One of my good friends hosts a Lake Party for friends and family each summer. Over the recent Labor Day holiday weekend, I attended the 18th one, and realized that I haven’t missed many. These gatherings are wonderful and usually memorable. This year’s, will probably be tagged and remembered as the year we were ‘thunderstruck’, as an unanticipated lightning storm ended the gathering early. We might have tried to wait it out, but took our lesson from a previous year’s Lake Party. That year, it began to rain and the rain-became-a-downpour-became-a-monsoon that ended up lasting for hours. We have a pretty high tolerance for rain here in the Seattle area, but not much tolerance for soggy food, or charred food, so…lesson learned.
I remember my first Lake Party experience. Instructions on the invitation: “Bring something to grill and something to share.” When we arrived, I nervously looked around at the crowd and realized I only knew three people – my companion, my friend the host, and her mom. Not really a “Party Person” by nature, I mentioned that we couldn’t stay long, because, “We have lots to do this weekend.” We stayed until after dark.
The Lake Party is informal. Guests, young and old, from nearby or far across the world, show up each year. Most years, the food is fabulous. Occasionally, everyone brings the same thing, but it actually doesn’t matter.
Did I mention, there are boats? Some years, I’ve arrived to find nearly everyone out on the water. Over time, this gathering has provided opportunities to go out on sailboats, motorboats, non-motorized crafts, and all sorts of “floaties” and whatnot.
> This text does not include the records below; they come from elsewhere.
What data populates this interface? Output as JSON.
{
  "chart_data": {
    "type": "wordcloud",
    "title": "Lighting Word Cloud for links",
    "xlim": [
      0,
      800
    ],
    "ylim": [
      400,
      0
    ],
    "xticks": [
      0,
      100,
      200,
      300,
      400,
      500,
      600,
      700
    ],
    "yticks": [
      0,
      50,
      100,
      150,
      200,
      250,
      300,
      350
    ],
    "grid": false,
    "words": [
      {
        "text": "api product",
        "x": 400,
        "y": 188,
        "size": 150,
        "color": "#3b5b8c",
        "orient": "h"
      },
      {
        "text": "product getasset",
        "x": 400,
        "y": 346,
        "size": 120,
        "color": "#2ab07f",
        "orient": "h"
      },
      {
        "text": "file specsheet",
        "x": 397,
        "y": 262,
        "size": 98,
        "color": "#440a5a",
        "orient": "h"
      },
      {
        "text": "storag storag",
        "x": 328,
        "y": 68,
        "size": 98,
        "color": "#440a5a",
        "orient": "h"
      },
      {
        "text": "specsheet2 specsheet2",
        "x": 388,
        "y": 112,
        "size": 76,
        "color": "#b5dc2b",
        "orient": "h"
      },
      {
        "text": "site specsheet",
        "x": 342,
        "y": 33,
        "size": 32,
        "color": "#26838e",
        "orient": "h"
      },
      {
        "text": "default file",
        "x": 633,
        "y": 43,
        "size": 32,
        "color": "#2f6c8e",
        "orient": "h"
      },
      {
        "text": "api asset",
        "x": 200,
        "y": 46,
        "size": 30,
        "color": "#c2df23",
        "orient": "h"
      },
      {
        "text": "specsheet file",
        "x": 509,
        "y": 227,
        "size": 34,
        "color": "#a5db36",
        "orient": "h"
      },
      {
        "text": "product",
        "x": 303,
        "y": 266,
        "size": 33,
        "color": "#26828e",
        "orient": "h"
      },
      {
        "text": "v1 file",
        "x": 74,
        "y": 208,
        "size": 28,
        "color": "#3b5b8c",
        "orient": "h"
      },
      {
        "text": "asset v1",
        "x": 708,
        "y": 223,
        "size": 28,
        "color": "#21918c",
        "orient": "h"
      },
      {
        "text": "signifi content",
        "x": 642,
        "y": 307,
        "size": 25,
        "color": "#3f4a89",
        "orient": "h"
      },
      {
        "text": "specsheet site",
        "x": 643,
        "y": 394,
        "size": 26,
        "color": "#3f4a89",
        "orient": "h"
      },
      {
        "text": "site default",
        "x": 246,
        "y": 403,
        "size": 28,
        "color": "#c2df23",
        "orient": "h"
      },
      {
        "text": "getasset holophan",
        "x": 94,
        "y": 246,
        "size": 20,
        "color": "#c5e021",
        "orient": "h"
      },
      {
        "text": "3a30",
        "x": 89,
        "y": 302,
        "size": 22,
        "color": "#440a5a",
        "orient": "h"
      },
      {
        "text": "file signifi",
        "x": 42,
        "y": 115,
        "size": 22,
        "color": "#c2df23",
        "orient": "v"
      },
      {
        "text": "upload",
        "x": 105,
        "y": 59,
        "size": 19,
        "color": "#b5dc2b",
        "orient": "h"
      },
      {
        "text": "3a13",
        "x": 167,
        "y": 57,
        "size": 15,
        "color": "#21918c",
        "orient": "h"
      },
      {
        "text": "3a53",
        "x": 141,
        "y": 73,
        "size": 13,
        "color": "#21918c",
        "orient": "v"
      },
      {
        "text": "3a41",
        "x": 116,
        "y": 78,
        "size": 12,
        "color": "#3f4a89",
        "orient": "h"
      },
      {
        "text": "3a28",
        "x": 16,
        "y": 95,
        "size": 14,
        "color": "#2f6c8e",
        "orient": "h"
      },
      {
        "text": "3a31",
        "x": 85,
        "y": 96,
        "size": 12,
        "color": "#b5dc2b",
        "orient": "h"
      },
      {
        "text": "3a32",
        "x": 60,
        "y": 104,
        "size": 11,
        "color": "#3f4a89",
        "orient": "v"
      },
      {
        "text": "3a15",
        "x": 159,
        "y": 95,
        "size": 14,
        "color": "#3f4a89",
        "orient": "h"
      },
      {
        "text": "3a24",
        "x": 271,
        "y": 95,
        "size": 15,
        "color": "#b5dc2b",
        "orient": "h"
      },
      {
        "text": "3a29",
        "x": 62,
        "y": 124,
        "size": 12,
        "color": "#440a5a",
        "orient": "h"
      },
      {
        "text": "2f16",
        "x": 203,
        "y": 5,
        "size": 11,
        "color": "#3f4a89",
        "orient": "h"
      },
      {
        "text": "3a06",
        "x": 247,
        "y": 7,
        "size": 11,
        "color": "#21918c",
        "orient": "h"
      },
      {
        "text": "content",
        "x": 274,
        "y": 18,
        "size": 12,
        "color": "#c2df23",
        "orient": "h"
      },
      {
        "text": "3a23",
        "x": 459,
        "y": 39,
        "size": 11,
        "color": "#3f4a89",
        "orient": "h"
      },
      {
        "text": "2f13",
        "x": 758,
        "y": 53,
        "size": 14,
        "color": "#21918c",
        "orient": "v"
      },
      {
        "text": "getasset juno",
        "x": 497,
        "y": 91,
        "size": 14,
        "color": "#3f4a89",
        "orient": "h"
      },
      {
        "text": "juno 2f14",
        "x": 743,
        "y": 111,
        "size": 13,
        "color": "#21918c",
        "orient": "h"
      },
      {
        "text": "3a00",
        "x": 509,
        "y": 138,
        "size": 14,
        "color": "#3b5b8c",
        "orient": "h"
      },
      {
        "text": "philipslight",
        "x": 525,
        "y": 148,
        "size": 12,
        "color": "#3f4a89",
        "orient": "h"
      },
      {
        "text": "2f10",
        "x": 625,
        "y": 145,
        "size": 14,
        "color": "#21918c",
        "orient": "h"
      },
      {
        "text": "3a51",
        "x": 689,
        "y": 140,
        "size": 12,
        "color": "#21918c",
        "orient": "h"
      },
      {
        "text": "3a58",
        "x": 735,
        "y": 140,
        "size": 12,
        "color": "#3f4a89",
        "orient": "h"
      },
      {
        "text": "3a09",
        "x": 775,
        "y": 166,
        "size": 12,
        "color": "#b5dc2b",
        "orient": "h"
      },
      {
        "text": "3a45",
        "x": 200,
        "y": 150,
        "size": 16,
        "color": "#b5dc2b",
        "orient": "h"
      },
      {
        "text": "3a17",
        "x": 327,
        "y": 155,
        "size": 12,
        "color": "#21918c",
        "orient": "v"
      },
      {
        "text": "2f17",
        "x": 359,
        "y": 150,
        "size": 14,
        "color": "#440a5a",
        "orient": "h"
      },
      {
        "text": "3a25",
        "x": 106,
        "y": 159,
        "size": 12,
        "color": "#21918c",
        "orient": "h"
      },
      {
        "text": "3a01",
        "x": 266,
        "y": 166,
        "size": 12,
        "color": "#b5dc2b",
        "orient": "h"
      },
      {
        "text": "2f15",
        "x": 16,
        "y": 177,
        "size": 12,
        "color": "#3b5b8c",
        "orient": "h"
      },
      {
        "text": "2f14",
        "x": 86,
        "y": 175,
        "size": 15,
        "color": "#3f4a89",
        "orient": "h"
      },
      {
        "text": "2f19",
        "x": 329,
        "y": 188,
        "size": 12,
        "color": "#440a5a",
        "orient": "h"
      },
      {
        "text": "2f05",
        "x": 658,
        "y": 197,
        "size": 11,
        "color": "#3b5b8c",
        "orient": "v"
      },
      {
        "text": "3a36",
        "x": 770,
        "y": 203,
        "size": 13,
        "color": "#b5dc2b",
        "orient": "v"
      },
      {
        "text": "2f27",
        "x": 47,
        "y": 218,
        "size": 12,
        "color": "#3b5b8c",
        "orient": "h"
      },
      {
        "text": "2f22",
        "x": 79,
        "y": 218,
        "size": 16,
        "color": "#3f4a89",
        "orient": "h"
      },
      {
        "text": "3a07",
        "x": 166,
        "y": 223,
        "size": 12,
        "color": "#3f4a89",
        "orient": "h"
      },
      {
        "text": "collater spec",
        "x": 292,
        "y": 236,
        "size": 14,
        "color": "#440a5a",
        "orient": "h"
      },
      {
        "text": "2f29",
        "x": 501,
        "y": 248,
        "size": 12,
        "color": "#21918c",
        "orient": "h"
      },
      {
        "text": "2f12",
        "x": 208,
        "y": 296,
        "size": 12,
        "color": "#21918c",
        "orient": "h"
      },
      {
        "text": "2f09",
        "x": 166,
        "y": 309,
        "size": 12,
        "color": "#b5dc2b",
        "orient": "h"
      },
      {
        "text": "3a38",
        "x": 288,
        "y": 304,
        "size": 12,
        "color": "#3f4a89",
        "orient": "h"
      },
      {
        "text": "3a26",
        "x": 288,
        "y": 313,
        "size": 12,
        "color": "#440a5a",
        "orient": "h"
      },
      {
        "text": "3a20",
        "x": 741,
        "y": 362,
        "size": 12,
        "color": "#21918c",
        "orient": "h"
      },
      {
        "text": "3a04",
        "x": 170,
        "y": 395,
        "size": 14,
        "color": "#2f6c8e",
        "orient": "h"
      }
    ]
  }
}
For many years, the Lake Party was held at my friend’s parent’s very old Scandinavian-style lakefront cabin on Lake Sammamish. It had been in their family for a very long time – providing a second home to their family, extended family, and many friends. It was heated by a woodstove. Indoor plumbing and electricity had been added as an afterthought. In its day, it wasn’t necessarily secluded, but it was off the main road down a long gravel/dirt driveway. Even when I first came on the scene, you could walk out the door and pick wild blackberries.
Around the time this annual Lake Party tradition began, the mid-to-late ‘90’s, the tech industry was booming just a few miles away (in fact, several of us worked there). Real estate development, gradually, then rapidly, approached and then encroached. The quaint, one-story, rustic wooden cabin with the wrap-around deck and huge picture windows that faced the lake just a few feet away, ended up surrounded, shaded and dwarfed by large upscale homes, some with their own helicopter landing pads.
About 10 years in, my friend’s parents reluctantly sold the cabin. Fortunately, the Lake Party had become an annual tradition by then; so it was reinvented the following year in a park on another of our local lakes. It’s not the same, but the venue has character and potential.
One year, perhaps the final year at the cabin, the group gathered on the rather small dock before sunset to pose for a group photo. I remember that we waited there for some of the latecomers to finish cooking or eating, so that they could be included. It was a gorgeous day, so I certainly didn’t mind hanging out the dock with friends. Eventually, the hold-outs joined the rest of us on the dock and we stood up to pose for the group photo.
No, it wasn’t screaming from the photo-adverse, (although I’ve seen that happen), or the photographer, (fortunately, they generally have some restraint).
Someone, or maybe all of us simultaneously, had noticed some party crashers on the dock. Dock spiders! Multitudes of dock spiders were coming up through the cracks, looking for higher ground. They soon were climbing our bare legs. Most of us were in bathing suits, shorts or sundresses – so we felt vulnerable.
None of us had noticed that the dock had been gradually sinking with the additional weight of each member of our group. We had unintentionally submerged the spiders’ homes/habitat, obviously causing them immense distress.
We might have been more distressed than the spiders, however. For the record, most of the humans sprinted for the shore, did an “Elaine from Seinfeld” dance, or jumped off the dock. The spiders seemed rather agile and resourceful, not to mention more formidable, in comparison.
Dock spiders? I haven’t thought about dock spiders in a very long time, but this year’s Lake Party and last week’s blog post both brought me right back to that surprising and very vivid moment on that dock.
However, my main takeaway from this wonderful 18-year tradition of gatherings, is actually NOT about dock spiders or even boats. It’s really about the importance of taking time to relax, enjoy, make friends or reconnect with friends and family. I’m so glad now that my younger self didn’t flee the first Lake Party after the first few minutes because it felt awkward. My advice to you or my younger self would be: get out there!